Lamb, by the film director Yared Zeleke, 38, exceeded the expectations in 2015. It was the first Ethiopian film to go to the Cannes Film Festival. This feature length film tells the story of the boy Ephraim and his lamb, Chuni. It tells about how much Yared loves this birthplace: Ethiopia. He was born in Adis Abeba, the film director was raised by his grandmother, a famous storyteller. “I grew up listening to her stories”, he remembers.

The brutality of the communist regime in Mengistu did not affect his growth as a happy child. “My childhood was extremely colorful. However, I did not grow up as privileged”, he tells. “At that time I was already familiar with movies. Basically, I watched what came from Eastern Germany, Russia, and India (Bollywood)”. When I was 10 years old, I moved to the United States to live with my father. That was probably the most painful moment in my life.

Yared Zeleke

Yared studied his master’s degree in Agro-economics, in Norway and when he decided to return to New York and study cinema arts. “I wanted to work with agriculture in Ethiopia, but that was not what I wanted to do. Deep down, I had always wanted to be a storyteller”, he tells. He believes that he bears the same gift as his grandmother, inside of himself. He was the first Ethiopian to enter New York University by a scholarship. There he learned everything about cinema arts: the script, directing, editing, and photography. He was specializing in direction and scripts.
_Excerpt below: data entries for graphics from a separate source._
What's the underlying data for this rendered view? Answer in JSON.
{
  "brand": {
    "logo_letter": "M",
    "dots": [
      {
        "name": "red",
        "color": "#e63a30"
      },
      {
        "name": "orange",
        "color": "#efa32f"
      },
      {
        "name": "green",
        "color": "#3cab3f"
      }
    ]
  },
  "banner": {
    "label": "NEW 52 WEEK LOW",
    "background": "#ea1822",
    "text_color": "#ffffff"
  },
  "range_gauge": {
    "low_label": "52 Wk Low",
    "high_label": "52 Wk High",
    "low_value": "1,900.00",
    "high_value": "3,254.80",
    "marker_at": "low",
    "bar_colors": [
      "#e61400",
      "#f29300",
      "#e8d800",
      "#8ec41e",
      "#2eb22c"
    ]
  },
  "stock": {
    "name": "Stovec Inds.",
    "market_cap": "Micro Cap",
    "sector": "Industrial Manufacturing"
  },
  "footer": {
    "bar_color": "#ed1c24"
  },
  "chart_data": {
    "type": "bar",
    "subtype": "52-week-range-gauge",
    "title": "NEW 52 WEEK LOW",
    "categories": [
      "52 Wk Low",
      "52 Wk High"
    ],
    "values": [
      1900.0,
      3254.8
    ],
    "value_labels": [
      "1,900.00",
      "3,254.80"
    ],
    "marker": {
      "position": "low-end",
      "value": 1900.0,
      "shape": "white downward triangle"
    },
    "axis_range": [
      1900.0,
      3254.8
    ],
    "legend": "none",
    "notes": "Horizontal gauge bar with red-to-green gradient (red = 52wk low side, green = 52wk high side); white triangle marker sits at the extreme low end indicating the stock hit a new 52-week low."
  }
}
Spike Lee and Todd Solondz both played important roles in the preparation of Yared and provided support for his project. “Todd and Lee were big fans of my script even before transforming it into the Lamb. They really encouraged me to transforming it into a film. I was not just one of their students”, he tells.
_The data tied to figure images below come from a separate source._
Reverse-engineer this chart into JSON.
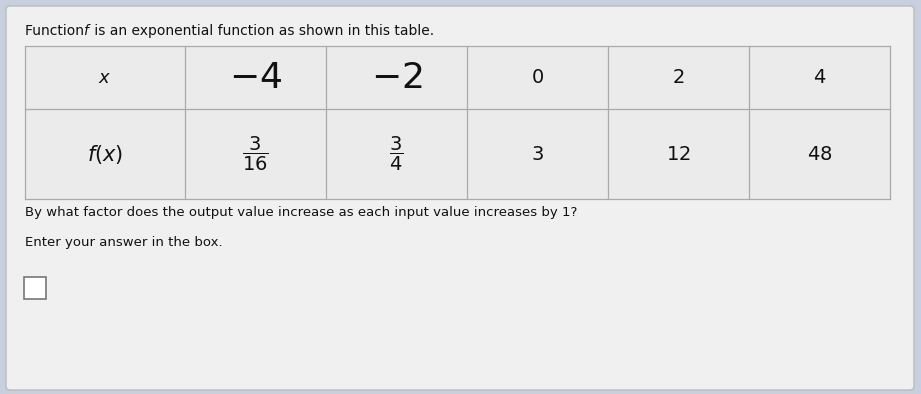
{
  "title_part1": "Function ",
  "title_f": "f",
  "title_part2": " is an exponential function as shown in this table.",
  "question": "By what factor does the output value increase as each input value increases by 1?",
  "answer_prompt": "Enter your answer in the box.",
  "x_values": [
    "-4",
    "-2",
    "0",
    "2",
    "4"
  ],
  "fx_values": [
    "\\frac{3}{16}",
    "\\frac{3}{4}",
    "3",
    "12",
    "48"
  ],
  "bg_color": "#c8d0e0",
  "panel_color": "#f0f0f0",
  "table_bg": "#ebebeb",
  "border_color": "#aaaaaa",
  "text_color": "#111111",
  "answer_box_color": "#ffffff"
}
Yared stayed in Ethiopia for three years while producing the film. He could reconnect to his homeland, his people. He remembers having left his home when he was very young and that changed the way he related to other people. “I forgot my language because my parents did not speak it to me. But I also forgot the culture because it was very painful. I left something I loved behind”, he laments.

Besides producing films, Yared wishes to portray the African continent to the world. “I want to do more work in Africa, because it is the most incomprehensible continent in the world. I only wanted to show how beautiful, radiant, brilliant, and complex that place is”, he reveals. He remembers that in diverse countries, he has seen people saying that Lamb reminded them of their childhood and, after all, it was not just a film about Ethiopia. The cinema, for the director can really change and connect human beings. They reach people more deeply and emotionally. “That is one of the reasons why it is so powerful and can change the world”, completely.

New projects

Currently, Yared is working on two new projects, different from his first film. It will be about the electric young people in Ethiopia. “It will be quicker and fast moving and loony and it will express that frenetic energy of young people and all of their beauty, he expresses enthusiastically. The other project is a comedy.

Brazilian cinema

Yared became familiar with the work of Glauber Rocha while producing Lamb, who is a neorealist Brazilian filmmaker, who became known during the 1960s. Although his film does not follow the same direction, the Ethiopian revealed that the influence of Glauber Rocha was important for the preparation of his own filmmaking work. “He was, in a certain way, a study for me. I can identify with that kind of films”, he confirms.

Cannes — Un Certain Regard

Lamb was shown for the first time at the “Un Certain Regard” exhibit, at the Cannes Film Festival in 2015. This is one of the main award events for the “seventh art”, its first edition was in 1946, in the city of Cannes, in France. According to the regulations of the event, its purpose is to encourage the development of all forms of cinematographic art, as well as create and maintain a spirit of collaboration among all film producing countries.